The goal of this package is to create general purpose data classes, structures and pattern realizations that can be mapped to a wide range of scientific problems while also maintaining metadata about that information. They are also all bound with JAXB so that they can be persisted to XML. Their design is verbose so that developers can almost immediately know how to pack their data into the classes.

They are, in a sense, the exact opposite of IDataSet because they are design to store "higher-level" quantities meant for direct consumption by users (as opposed to reduction into a plot, etc.) We store all raw, n-dimensional data, in files and link to those files through our ResourceComponent.

Our long term goals with this are to switch this to an EMF model, optimize the way metadata is stored, use IDataSet to back structures like MatrixComponent and ResourceComponent (ILazyDataSet in this case), and allow developers to create their own Component implementations simply through annotations.

Consider, for example, a battery. If the state of that battery would be represented on disk by five quantities - say a string, two integers and two floats - and each of those quantities has associated metadata such as descriptions, ids, names, etc., then we could map them as follows:

Battery --> 1 instance DataComponent

Quantities 1-5 --> 5 instances of Entry

Let's consider another example: a 3D geometry. In this case, the developer would use a GeometryComponent and the associated CSG tree (which is moving to EAVP) to create a 3D geometry constructed from shapes and boolean operations on those shapes. Alternatively, they could construct that geometry purely from a mesh using a MeshComponent and Edges, Vertices, etc.

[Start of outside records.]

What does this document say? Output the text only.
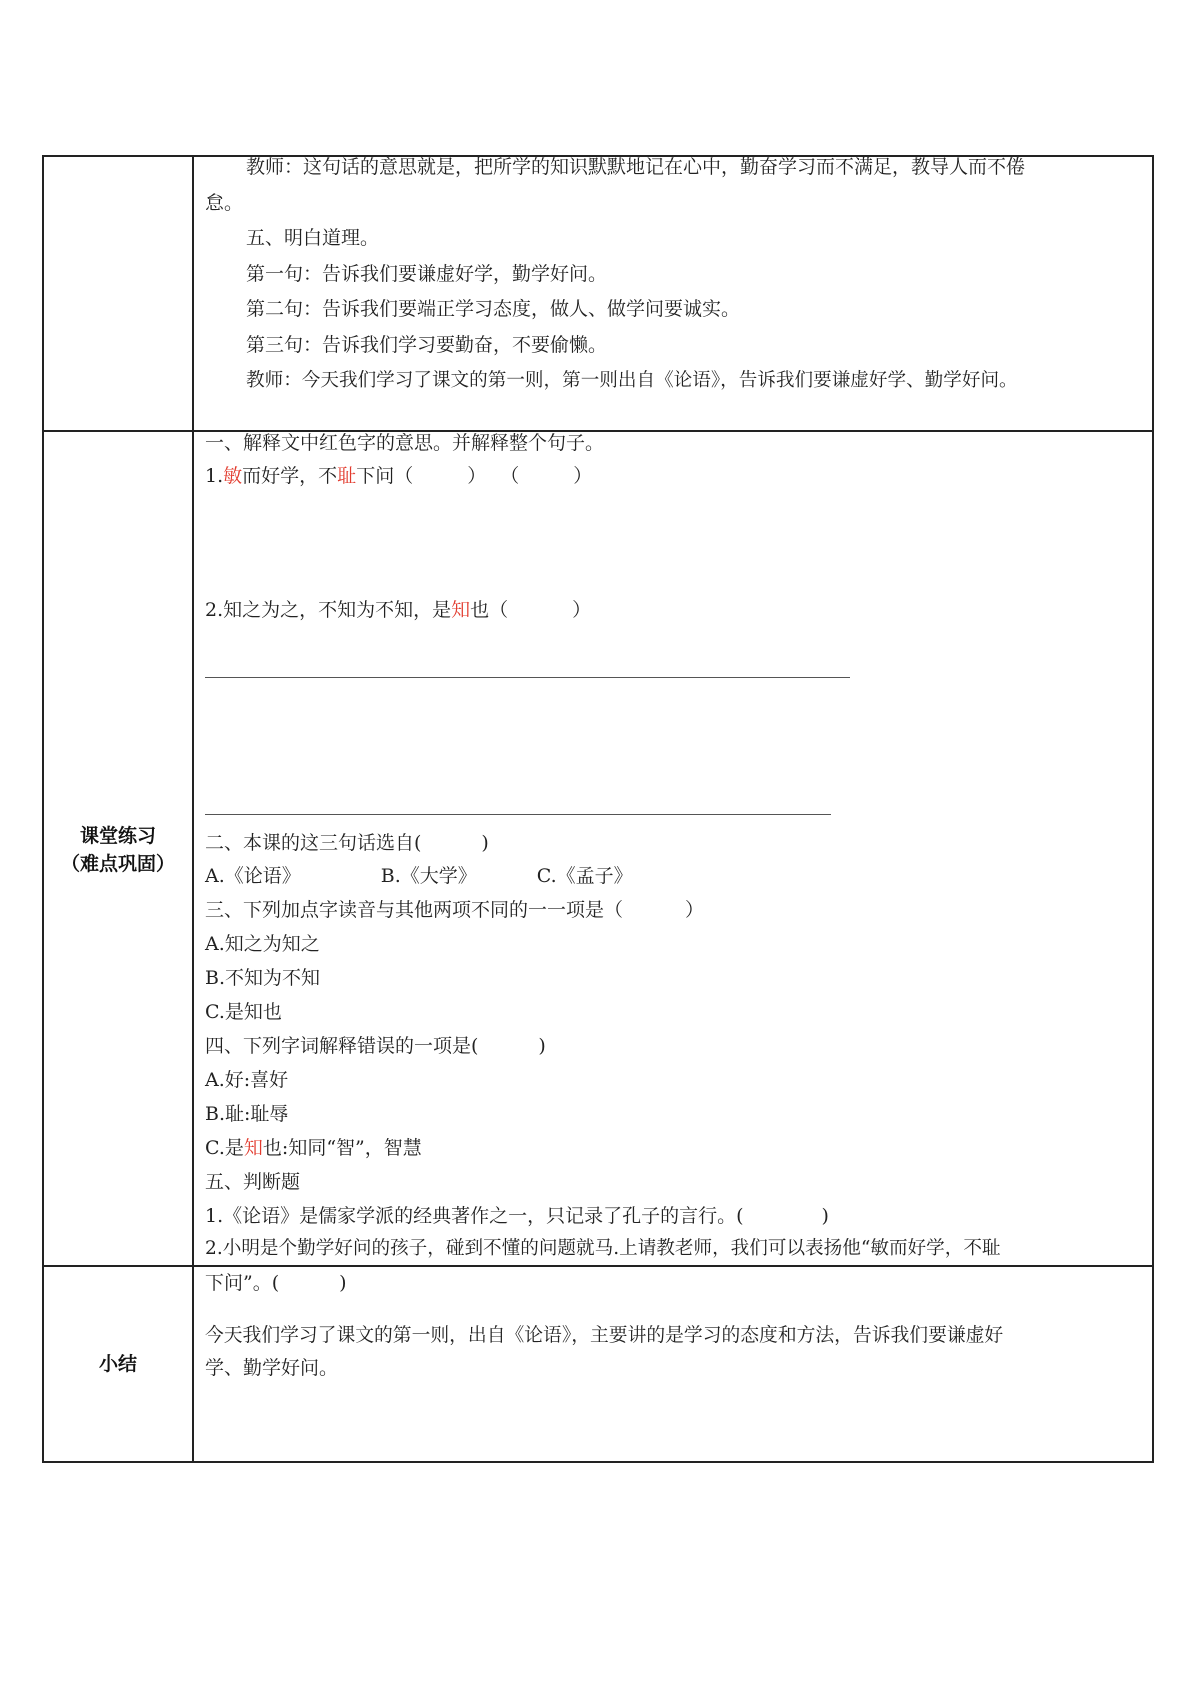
教师：这句话的意思就是，把所学的知识默默地记在心中，勤奋学习而不满足，教导人而不倦
怠。
五、明白道理。
第一句：告诉我们要谦虚好学，勤学好问。
第二句：告诉我们要端正学习态度，做人、做学问要诚实。
第三句：告诉我们学习要勤奋，不要偷懒。
教师：今天我们学习了课文的第一则，第一则出自《论语》，告诉我们要谦虚好学、勤学好问。
课堂练习
（难点巩固）
一、解释文中红色字的意思。并解释整个句子。
1.敏而好学，不耻下问（	） （	）
2.知之为之，不知为不知，是知也（	）
二、本课的这三句话选自(	)
A.《论语》	B.《大学》	C.《孟子》
三、下列加点字读音与其他两项不同的一一项是（	）
A.知之为知之
B.不知为不知
C.是知也
四、下列字词解释错误的一项是(	)
A.好:喜好
B.耻:耻辱
C.是知也:知同“智”，智慧
五、判断题
1.《论语》是儒家学派的经典著作之一，只记录了孔子的言行。(	)
2.小明是个勤学好问的孩子，碰到不懂的问题就马.上请教老师，我们可以表扬他“敏而好学，不耻
下问”。(	)
小结
今天我们学习了课文的第一则，出自《论语》，主要讲的是学习的态度和方法，告诉我们要谦虚好
学、勤学好问。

Other classes, such as ListComponent, offer Generic solutions to storing whatever data structure a user can come up with so long as they provide JAXB bindings on that class so that it can be written to disk.

After that, any collection of Components, etc. are stored in a root class called Form that is processed by the workflow engine and the UI. All of this creates a single gigantic tree structure that can be walked in O(N) time by smartly implementing the IComponentVisitor interface.

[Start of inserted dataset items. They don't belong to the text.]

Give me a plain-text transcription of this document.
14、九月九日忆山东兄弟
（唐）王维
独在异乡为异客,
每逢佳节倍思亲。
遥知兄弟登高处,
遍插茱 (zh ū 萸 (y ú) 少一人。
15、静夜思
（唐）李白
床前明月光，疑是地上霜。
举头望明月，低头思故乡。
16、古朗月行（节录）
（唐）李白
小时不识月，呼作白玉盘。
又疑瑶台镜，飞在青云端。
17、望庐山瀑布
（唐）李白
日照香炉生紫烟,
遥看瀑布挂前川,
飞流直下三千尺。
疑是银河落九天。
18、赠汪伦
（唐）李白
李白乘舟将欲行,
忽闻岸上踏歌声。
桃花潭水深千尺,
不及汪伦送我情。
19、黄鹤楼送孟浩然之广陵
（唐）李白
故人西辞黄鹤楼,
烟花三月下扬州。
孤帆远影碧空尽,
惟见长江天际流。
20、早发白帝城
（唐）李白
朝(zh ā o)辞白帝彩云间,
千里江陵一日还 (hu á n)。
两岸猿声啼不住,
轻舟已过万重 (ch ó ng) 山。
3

On Wed, Jan 27, 2016 at 8:34 AM, Tracy Miranda <tracy@xxxxxxxxxxxxxxxx> wrote:

Hi all,

Following on from feedback for the January project proposal this is a thread for clarifying the scope and what the project should encompass.

As a sort-of self-appointed product manager I'm looking at it from the user perspective trying to answer these questions:

- What is it all about?

- What problems does it solve?

- Who really gives a damn?

For the initial proposal, touted as a 'numpy for Java' I have good answers for all those questions (mainly from the proposal itself, and work on python integration with Java).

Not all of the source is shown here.